Free4D: Tuning-free 4D Scene Generation with Spatial-Temporal Consistency
Tianqi Liu, Zihao Huang, Zhaoxi Chen, Guangcong Wang, Shoukang Hu, Liao Shen, Huiqiang Sun, Zhiguo Cao, Wei Li, Ziwei Liu
TL;DR
Free4D tackles the challenge of generating coherent 4D scenes from a single image without tuning by distilling priors from pretrained models into a spatial-temporal representation. The method animates the input to a reference video, initializes a 4D geometry with MonST3R, and then uses a point-conditioned diffusion model guided by geometry to produce spatial-temporal consistent multi-view videos, aided by adaptive CFG, point-cloud denoising, and temporal latent replacement.

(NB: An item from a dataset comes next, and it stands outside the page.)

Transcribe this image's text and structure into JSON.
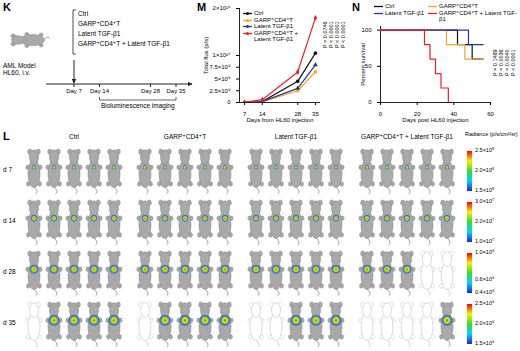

A modulation-based refinement lifts the results into a coherent 4D Gaussian Splatting representation via a coarse-to-fine optimization with targeted losses, enabling real-time free-view rendering. Ablation and cross-domain experiments on text-to-4D and image-to-4D tasks demonstrate competitive performance against state-of-the-art baselines and highlight the contributions of each component. Overall, Free4D offers an efficient, tuning-free solution for scene-level 4D generation from a single image, expanding practical access to dynamic 4D content creation.
Abstract
We present Free4D, a novel tuning-free framework for 4D scene generation from a single image. Existing methods either focus on object-level generation, making scene-level generation infeasible, or rely on large-scale multi-view video datasets for expensive training, with limited generalization ability due to the scarcity of 4D scene data. In contrast, our key insight is to distill pre-trained foundation models for consistent 4D scene representation, which offers promising advantages such as efficiency and generalizability. 1) To achieve this, we first animate the input image using image-to-video diffusion models followed by 4D geometric structure initialization. 2) To turn this coarse structure into spatial-temporal consistent multiview videos, we design an adaptive guidance mechanism with a point-guided denoising strategy for spatial consistency and a novel latent replacement strategy for temporal coherence. 3) To lift these generated observations into consistent 4D representation, we propose a modulation-based refinement to mitigate inconsistencies while fully leveraging the generated information. The resulting 4D representation enables real-time, controllable rendering, marking a significant advancement in single-image-based 4D scene generation.